How can researchers optimize expression systems for producing functional recombinant Danio rerio vmp1?

Optimizing expression systems for producing functional recombinant Danio rerio vmp1 requires careful consideration of several factors due to its nature as a multispanning membrane protein:

• Expression system selection:

  • E. coli: While commonly used for its simplicity and high yield as demonstrated in the available recombinant preparations, E. coli may not provide the optimal environment for proper folding of membrane proteins like vmp1

  • Insect cells: Baculovirus-infected insect cells can provide a eukaryotic environment with better membrane protein processing capabilities

  • Yeast systems: Pichia pastoris or Saccharomyces cerevisiae can be effective for membrane protein expression

  • Mammalian cells: HEK293 or CHO cells might offer the most native-like processing but with lower yields

• Construct design optimization:

  • Affinity tags: While His-tags are commonly used, their positioning can be critical.
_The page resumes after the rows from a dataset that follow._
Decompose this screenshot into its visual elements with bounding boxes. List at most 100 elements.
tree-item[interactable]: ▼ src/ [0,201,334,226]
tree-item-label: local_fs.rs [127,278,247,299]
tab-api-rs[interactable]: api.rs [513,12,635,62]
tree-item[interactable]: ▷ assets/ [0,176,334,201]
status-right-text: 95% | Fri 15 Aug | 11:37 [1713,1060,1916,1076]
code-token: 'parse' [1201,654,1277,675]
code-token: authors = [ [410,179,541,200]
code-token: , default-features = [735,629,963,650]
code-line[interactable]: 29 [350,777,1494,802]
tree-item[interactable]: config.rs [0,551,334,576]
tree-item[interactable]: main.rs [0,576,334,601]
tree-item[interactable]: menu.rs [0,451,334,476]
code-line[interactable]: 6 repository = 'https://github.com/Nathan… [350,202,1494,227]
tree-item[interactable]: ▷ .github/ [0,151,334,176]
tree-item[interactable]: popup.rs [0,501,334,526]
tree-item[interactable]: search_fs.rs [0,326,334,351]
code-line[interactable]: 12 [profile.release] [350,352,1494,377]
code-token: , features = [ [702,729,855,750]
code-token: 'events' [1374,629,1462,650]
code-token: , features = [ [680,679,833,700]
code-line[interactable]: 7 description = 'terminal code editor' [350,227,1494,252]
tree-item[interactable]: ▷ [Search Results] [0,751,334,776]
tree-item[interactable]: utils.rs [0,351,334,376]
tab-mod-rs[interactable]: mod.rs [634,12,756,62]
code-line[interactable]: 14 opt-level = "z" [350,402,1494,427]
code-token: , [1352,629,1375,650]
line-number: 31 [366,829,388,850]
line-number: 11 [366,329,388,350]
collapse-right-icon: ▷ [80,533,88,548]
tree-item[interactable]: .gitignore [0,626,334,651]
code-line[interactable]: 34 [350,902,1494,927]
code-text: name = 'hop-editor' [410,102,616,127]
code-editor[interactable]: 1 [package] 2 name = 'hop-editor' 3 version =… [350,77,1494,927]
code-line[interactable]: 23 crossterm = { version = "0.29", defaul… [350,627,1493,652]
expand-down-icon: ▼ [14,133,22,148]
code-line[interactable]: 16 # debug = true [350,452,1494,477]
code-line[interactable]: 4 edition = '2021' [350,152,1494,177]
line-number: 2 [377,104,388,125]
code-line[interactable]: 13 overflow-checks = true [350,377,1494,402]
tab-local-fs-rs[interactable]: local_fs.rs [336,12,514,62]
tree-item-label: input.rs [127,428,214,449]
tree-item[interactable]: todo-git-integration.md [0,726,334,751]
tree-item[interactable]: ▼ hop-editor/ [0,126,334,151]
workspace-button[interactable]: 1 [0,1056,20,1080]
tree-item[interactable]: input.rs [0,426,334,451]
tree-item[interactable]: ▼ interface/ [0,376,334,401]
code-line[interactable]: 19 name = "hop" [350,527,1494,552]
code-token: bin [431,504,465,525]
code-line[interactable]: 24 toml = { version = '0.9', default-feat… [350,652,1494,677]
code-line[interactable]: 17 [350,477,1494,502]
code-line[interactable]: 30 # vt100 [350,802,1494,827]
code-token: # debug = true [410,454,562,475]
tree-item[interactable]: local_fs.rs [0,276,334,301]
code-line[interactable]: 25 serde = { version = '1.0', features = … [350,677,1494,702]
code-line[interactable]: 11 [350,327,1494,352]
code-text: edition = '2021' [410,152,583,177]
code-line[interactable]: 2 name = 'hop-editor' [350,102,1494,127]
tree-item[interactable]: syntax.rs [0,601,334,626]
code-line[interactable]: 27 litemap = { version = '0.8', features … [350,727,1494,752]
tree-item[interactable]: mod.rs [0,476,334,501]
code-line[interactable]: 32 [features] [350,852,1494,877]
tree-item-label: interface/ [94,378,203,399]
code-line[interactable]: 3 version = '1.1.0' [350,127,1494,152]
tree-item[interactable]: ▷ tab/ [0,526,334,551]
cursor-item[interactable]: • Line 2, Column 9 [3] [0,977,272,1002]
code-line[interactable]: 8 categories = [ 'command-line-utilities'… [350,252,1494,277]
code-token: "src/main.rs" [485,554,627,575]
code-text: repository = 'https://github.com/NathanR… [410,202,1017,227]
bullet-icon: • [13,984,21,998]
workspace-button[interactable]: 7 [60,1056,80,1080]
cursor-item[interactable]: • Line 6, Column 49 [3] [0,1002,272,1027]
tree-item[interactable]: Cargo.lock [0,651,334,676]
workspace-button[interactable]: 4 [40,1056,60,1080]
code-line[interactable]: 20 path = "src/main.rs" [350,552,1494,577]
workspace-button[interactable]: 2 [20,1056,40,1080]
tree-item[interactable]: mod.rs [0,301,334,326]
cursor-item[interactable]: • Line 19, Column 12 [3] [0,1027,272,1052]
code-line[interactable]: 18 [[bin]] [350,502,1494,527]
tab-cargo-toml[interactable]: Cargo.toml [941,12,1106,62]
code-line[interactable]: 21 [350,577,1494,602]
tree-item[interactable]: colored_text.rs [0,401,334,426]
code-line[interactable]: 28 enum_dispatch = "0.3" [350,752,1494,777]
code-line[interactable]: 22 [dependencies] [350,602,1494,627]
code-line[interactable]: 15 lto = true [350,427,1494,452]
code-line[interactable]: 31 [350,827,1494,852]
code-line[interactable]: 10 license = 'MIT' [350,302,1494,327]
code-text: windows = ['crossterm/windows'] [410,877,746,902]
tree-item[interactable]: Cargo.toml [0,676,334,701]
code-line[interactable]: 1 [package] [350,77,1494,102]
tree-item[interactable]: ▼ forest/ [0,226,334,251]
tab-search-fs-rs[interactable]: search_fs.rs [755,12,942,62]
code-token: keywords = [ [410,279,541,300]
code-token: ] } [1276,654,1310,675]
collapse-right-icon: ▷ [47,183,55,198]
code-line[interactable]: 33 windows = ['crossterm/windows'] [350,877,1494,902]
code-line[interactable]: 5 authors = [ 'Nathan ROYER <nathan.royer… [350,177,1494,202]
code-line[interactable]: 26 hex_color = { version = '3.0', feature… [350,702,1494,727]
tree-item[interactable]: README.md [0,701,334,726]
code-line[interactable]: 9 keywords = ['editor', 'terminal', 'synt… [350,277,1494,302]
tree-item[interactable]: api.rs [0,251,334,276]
N-terminal tags as described in the available data may be preferable for vmp1

  • Fusion partners: Consider fusion with well-folded soluble domains to improve folding and solubility

  • Signal sequences: Addition of appropriate signal sequences can improve membrane targeting

  • Codon optimization: Adapting the codon usage to the expression host can enhance translation efficiency

• Expression conditions:

  • Temperature: Lower temperatures (16-20°C) often improve membrane protein folding

  • Induction strategy: Gentle induction with lower inducer concentrations for longer periods

  • Media composition: Supplementation with specific lipids or membrane-stabilizing agents

  • Expression timing: Monitoring expression time courses to identify optimal harvest points

• Purification optimization:

  • Detergent screening: Testing multiple detergents for efficient extraction while maintaining native structure

  • Lipid addition: Supplementation with lipids during purification to stabilize the protein

  • Buffer optimization: Testing various pH conditions, salt concentrations, and stabilizing agents

  • Purification methods: Two-step purification combining affinity chromatography with size exclusion or ion exchange

• Storage considerations:

  • Cryoprotectants: Addition of glycerol (5-50%) as described in the available protocols

  • Lyophilization: Optimization of freeze-drying conditions with appropriate stabilizers

  • Aliquoting strategy: Small volume aliquots to avoid repeated freeze-thaw cycles

  • Temperature: Storage at -80°C for long-term stability

By systematically optimizing these parameters, researchers can improve the yield, purity, and most importantly, the functional integrity of recombinant Danio rerio vmp1 protein for various experimental applications.